AUTHORS: Kaley Hart – Ben Allen – Marcus Lindner – Clunie Keenleyside – Paul Burgess – Janette Eggers – Allan Buckwell
The EU’s rural land is essential for delivering all ecosystem services – food, energy, timber, as well as clean water, carbon sequestration and landscapes, underpinned by biodiversity. However, there are tensions about how to produce more crops, timber and, increasingly, energy alongside a healthy environment and rectifying the serious environmental deficit that already exists. These tensions are likely to become more pronounced over the coming decades and will mean that significant trade-offs between different land uses and the intensity of crop and animal production need to be faced. Where such conflicts occur, it tends to be the environment that loses out.

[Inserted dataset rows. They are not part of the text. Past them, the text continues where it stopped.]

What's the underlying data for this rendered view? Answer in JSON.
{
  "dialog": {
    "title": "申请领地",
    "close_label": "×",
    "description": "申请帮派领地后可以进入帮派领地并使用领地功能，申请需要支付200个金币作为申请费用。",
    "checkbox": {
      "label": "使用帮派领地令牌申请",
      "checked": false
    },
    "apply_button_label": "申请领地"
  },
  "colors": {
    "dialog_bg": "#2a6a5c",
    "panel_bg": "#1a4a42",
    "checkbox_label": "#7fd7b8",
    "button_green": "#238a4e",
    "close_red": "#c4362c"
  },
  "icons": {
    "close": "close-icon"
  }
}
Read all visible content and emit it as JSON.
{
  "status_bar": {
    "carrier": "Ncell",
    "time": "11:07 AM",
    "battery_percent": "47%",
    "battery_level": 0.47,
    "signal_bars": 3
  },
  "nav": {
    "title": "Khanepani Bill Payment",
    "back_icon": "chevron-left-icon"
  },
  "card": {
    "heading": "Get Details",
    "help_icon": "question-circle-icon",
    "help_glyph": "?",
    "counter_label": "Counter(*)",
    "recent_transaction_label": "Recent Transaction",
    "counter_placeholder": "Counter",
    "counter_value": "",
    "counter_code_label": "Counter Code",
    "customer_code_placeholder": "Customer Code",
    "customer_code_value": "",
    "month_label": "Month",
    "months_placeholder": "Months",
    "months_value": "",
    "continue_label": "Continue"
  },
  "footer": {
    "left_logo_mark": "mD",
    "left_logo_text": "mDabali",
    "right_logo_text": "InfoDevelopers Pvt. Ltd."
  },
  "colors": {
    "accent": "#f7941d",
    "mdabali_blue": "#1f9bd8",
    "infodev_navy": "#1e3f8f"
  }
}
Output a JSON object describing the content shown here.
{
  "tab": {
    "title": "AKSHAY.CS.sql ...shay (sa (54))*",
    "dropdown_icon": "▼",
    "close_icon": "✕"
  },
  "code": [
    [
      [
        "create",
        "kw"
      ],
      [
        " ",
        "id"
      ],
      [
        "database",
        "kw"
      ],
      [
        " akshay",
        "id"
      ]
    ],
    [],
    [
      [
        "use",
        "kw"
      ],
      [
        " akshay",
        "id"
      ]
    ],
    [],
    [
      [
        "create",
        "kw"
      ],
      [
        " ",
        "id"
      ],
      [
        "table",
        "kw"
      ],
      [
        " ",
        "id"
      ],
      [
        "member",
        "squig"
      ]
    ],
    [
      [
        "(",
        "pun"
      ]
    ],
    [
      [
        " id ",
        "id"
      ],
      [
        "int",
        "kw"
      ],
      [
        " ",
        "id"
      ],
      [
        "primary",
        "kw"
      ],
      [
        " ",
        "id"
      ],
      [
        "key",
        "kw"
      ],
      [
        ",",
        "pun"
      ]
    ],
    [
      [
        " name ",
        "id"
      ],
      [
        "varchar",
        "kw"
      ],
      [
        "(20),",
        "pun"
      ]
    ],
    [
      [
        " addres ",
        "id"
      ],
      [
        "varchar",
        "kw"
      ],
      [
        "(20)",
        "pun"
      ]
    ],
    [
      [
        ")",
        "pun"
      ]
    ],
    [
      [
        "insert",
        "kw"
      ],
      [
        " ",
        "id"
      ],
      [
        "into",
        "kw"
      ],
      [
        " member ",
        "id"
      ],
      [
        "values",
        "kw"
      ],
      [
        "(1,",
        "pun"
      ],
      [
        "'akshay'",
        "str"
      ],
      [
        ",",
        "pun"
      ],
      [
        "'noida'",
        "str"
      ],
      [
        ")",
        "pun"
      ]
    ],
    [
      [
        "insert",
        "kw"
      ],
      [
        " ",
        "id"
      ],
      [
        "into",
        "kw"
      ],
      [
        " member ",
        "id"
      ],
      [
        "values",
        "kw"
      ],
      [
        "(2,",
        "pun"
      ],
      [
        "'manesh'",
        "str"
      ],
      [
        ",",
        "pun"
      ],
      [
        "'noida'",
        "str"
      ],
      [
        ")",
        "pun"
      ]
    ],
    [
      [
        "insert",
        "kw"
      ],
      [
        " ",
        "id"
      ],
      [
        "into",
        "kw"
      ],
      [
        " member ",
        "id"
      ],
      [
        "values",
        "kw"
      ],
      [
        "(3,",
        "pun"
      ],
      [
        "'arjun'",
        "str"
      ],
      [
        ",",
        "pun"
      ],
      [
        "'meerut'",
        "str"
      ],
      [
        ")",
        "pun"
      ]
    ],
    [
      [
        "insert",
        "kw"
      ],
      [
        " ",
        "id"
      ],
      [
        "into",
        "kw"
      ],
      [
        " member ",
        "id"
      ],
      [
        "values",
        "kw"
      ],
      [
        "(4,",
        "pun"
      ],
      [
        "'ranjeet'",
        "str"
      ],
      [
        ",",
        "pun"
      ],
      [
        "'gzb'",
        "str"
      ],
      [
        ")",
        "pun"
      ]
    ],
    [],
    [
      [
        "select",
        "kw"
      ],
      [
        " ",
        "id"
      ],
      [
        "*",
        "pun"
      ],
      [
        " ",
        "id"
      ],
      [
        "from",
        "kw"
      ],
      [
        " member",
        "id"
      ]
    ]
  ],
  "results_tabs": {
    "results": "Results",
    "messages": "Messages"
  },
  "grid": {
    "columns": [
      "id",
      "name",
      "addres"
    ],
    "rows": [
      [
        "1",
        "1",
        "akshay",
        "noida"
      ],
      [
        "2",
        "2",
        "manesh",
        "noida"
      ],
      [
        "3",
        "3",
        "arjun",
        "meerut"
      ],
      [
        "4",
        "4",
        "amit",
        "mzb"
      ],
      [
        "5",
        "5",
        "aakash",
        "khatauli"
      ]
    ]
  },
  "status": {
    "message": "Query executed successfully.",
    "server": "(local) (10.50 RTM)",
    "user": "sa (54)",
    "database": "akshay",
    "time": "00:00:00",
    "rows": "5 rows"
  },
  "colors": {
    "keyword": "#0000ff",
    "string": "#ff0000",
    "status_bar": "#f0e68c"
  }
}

This report, for DG Environment, looks at some of the ways of addressing these tensions and trade-offs in a way that seeks to maintain and enhance the delivery of environmental services in the future so that the EU’s rural land is resilient to climate change and its long term productive capacity is protected without causing undue pressure elsewhere. It suggests some of the solutions that will need to be considered and where EU policy initiatives are needed. It highlights that more coherent approaches to land use are needed and that, although traditionally there have been considerable political sensitivities about EU policy initiatives on land use, this is an issue that can no longer be avoided.